Relativamente à “Descrição económica do Território que vulgarmente se chama Alto-Douro”, de Francisco Pereira Rebello da Fonseca, destaque para as sugestões de cariz económico, nomeadamente em termos de utilização dos solos. Segundo ele, nos baldios e terras incultas deveriam ser semeados bons matos que garantissem boas pastagens para os gados, bons estrumes e pinhais que assegurassem as lenhas necessárias para o uso doméstico.

Desta forma, “havendo abundância de agua de rega, e de estrumes, e gados para fomentar a terra, podia produzir-se quantidade de linho para se empregarem as mulheres da terra na sua manufactura.” O linho era a indústria na moda em Trás-os-Montes, com a construção, em 1786, do complexo do Real Filatório de Chacim que, nos tempos áureos, chegou a ter em laboração 14 teares que empregavam 220 trabalhadores. Rebello da Fonseca, considerando “a bondade do ar” do Concelho e a “comodidade dos preços dos materiais para edificar”, propunha, igualmente, a instalação de “fabricas de meias de seda, fittas, e algum outro tecido de seda, e alguma de lanificios grossos, para consummo das lans da terra.”

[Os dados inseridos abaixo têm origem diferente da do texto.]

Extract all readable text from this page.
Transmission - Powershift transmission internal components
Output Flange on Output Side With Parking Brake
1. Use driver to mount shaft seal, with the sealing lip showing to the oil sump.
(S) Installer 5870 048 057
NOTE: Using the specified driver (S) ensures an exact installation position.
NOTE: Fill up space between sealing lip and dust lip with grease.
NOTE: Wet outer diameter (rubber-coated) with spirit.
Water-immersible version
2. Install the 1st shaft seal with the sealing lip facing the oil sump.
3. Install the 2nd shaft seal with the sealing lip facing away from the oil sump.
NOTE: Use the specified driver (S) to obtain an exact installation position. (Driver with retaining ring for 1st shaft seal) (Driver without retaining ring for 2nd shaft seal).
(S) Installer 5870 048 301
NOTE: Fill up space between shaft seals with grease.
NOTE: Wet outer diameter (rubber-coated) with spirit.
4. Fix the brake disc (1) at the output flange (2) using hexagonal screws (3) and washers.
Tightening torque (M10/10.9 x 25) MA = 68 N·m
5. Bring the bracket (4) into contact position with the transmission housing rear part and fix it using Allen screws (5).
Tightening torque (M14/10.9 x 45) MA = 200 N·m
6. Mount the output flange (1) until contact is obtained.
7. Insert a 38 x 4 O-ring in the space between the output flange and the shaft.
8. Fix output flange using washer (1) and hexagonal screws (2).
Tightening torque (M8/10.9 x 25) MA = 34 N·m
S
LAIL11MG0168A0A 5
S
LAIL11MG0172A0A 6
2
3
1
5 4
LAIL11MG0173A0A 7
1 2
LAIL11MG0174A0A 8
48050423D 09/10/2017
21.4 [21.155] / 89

A ideia da generalização da cultura do bicho-da-seda, sendo, como atrás referi, uma quase obsessão, não era uma coisa tão descabida como à primeira vista se poderia pensar, nem desconhecida no Concelho: em informação divulgada pelo Governador Civil de Vila Real de então, produziam-se em Alijó duas arrobas de casulos por ano. Curioso era, igualmente, o método de criação do bicho-da-seda – “Tomam um cortiço como o das abelhas, lançam-lhe a semente dentro, e poem-no ao lume da lareira e assim se faz a incubação; ou no seio das mulheres, em pannos. Passando o bicho ao estado de lagarta, estendem-no em cortiças, lançam-no depois das mudas no sobrado, onde em tempo competente lhe poem ramos para a subida.

Termina a informação dizendo que, para a plantação de amoreiras, “buscam de preferência os terrenos humidos, e só plantam amoreiras pretas.

As sugestões de Rebello da Fonseca não foram, como hoje sabemos, tidas em conta. A proposta de ampliação do Concelho de Ribeiro de Castro também não obteve provimento. A Reforma Administrativa de 1853 deu-lhe a configuração que hoje apresenta.